Art. XX.110. [
1 § 1. Te rekenen van de dag van het vonnis van faillietverklaring verliest de gefailleerde van rechtswege het beheer over al zijn goederen evenals over de goederen die hij tijdens de procedure verkrijgt op grond van een oorzaak die het faillissement voorafgaat.
§ 2. Alle betalingen, verrichtingen en handelingen van de gefailleerde en alle betalingen aan de gefailleerde gedaan vanaf de dag van het vonnis van faillietverklaring, kunnen niet aan de boedel worden tegengeworpen.

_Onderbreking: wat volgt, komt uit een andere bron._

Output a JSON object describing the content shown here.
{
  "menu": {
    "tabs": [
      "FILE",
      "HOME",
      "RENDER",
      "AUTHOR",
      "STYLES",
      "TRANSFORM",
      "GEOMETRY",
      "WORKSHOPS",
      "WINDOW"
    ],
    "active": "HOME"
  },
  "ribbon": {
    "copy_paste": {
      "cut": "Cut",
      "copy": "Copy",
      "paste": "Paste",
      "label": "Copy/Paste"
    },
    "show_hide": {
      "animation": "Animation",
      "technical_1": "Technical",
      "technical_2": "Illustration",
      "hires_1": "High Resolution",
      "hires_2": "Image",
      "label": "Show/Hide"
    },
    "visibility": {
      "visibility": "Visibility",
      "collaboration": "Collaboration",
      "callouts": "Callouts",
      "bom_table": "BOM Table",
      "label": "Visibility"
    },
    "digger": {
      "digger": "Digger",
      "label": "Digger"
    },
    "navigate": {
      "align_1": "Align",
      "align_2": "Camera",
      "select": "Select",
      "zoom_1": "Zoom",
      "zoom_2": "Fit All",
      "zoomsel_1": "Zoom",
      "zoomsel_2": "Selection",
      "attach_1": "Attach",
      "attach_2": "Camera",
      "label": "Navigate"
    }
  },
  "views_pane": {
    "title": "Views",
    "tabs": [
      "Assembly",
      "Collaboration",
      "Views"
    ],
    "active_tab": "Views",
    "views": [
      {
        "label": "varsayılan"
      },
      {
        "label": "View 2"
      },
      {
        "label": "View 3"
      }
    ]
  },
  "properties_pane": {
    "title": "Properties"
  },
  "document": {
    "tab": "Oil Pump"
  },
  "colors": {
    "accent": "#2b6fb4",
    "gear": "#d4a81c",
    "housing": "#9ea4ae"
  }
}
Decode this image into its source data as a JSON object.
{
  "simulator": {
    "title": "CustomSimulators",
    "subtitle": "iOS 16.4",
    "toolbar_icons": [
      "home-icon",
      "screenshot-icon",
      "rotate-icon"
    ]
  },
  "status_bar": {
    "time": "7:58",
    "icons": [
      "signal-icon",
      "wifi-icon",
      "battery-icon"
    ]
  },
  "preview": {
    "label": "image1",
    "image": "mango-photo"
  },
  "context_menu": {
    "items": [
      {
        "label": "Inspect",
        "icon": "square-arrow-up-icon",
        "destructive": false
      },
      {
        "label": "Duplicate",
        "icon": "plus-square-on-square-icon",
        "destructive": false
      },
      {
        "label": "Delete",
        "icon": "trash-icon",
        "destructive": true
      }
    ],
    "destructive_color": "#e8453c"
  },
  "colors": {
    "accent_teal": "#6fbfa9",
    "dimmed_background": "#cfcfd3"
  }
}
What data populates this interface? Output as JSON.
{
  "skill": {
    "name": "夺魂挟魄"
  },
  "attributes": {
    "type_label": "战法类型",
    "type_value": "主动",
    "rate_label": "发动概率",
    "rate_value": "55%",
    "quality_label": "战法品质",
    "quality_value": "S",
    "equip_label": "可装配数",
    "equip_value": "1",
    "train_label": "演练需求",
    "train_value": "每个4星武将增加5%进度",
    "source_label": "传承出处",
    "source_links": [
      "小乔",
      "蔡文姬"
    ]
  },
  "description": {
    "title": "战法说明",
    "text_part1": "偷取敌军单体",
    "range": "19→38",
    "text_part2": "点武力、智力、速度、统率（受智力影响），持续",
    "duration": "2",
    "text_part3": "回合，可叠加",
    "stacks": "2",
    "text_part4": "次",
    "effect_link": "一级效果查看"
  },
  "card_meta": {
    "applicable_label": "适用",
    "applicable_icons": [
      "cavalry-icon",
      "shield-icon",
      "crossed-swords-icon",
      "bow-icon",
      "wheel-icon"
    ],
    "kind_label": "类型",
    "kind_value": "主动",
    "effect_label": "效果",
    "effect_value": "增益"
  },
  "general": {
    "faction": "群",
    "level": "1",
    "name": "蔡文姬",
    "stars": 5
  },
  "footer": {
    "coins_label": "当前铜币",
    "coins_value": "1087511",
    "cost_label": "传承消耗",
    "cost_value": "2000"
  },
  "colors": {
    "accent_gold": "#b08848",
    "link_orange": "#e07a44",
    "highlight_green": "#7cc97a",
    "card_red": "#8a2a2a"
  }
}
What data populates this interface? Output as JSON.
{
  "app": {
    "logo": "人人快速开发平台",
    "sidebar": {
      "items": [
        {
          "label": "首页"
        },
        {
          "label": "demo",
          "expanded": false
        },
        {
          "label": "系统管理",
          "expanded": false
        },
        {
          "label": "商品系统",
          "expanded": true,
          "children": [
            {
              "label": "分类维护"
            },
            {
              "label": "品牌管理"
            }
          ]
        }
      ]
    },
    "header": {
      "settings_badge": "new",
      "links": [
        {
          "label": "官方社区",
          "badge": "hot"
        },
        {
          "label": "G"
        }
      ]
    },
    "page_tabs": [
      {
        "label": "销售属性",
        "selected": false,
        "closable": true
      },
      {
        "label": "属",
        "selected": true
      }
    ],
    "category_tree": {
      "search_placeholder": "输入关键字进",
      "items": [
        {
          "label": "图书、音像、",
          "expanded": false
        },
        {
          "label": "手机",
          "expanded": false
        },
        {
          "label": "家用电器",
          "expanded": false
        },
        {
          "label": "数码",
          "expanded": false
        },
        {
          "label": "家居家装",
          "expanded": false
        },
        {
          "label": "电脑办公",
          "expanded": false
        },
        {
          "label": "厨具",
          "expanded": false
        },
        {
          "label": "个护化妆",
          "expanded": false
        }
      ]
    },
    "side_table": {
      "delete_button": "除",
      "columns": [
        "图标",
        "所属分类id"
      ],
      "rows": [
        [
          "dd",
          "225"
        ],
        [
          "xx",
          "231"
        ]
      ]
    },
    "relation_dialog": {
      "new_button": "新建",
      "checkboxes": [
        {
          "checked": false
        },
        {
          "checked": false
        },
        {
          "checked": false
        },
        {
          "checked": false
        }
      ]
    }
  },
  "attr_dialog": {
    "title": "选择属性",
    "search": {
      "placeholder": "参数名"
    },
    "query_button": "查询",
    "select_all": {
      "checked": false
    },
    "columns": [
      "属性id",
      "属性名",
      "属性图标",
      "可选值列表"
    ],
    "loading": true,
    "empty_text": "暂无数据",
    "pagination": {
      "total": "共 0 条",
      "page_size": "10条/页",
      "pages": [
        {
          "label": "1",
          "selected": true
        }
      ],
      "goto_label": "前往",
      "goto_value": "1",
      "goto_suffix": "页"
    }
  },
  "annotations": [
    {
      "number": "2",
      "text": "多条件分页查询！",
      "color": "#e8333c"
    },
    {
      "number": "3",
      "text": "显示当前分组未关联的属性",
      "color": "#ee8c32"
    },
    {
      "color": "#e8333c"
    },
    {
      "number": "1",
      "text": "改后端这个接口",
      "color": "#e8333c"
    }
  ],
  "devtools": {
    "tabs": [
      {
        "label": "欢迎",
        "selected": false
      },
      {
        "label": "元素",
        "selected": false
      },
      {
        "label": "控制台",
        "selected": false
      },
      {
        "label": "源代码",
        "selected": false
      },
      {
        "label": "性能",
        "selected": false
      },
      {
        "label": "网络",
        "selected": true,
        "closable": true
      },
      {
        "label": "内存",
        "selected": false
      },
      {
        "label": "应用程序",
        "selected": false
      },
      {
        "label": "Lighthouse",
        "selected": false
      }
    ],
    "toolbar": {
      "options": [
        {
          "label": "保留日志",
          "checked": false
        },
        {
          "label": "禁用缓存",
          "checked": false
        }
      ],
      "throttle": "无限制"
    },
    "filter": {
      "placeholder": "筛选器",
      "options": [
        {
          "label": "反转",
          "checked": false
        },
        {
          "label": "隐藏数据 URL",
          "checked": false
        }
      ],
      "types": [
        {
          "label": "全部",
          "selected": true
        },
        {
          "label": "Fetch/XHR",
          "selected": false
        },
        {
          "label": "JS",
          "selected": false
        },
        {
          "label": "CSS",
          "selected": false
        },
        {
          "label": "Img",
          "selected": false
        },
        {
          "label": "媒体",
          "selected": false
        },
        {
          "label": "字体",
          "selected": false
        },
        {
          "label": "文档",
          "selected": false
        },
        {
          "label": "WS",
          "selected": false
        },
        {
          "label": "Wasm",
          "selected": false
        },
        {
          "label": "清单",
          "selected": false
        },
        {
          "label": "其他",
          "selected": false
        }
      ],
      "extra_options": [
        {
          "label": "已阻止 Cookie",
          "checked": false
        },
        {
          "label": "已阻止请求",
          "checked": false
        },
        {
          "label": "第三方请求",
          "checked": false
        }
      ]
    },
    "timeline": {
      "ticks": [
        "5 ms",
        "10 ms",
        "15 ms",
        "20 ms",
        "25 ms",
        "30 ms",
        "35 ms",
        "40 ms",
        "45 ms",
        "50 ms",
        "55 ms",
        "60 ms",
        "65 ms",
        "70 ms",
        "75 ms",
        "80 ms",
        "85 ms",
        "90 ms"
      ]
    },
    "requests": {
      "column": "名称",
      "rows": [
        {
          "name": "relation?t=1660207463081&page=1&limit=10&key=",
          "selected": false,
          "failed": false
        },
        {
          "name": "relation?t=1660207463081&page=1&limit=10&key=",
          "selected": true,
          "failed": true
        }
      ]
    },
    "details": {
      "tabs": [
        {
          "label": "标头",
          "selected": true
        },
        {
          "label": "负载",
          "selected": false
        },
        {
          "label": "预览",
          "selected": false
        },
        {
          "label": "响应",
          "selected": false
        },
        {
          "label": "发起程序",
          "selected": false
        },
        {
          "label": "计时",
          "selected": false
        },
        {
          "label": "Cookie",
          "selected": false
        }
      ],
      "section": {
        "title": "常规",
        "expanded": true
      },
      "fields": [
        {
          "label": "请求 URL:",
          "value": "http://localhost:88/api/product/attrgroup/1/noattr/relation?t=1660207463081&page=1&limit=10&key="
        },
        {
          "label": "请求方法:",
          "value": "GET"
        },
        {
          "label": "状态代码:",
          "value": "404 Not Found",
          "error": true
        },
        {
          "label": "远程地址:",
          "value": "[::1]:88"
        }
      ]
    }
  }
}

§ 3. De goederen bedoeld in artikel
1408 van het Gerechtelijk Wetboek, met uitzondering van de goederen die de beslagene volstrekt nodig heeft voor zijn beroep, bedoeld in het 3° van dit artikel, worden uit het actief van het faillissement gesloten en blijven onder het beheer en ter beschikking van de gefailleerde.
Uit het actief van het faillissement worden eveneens uitgesloten de goederen, de bedragen, sommen en uitkeringen die de gefailleerde ontvangt sinds de faillietverklaring op grond van een oorzaak die dateert van na het faillissement.
Uit het actief van het faillissement wordt eveneens uitgesloten, de
vergoeding voor schade die aan de persoon is verbonden en die aan de gefailleerde toekomt uit onrechtmatige daad.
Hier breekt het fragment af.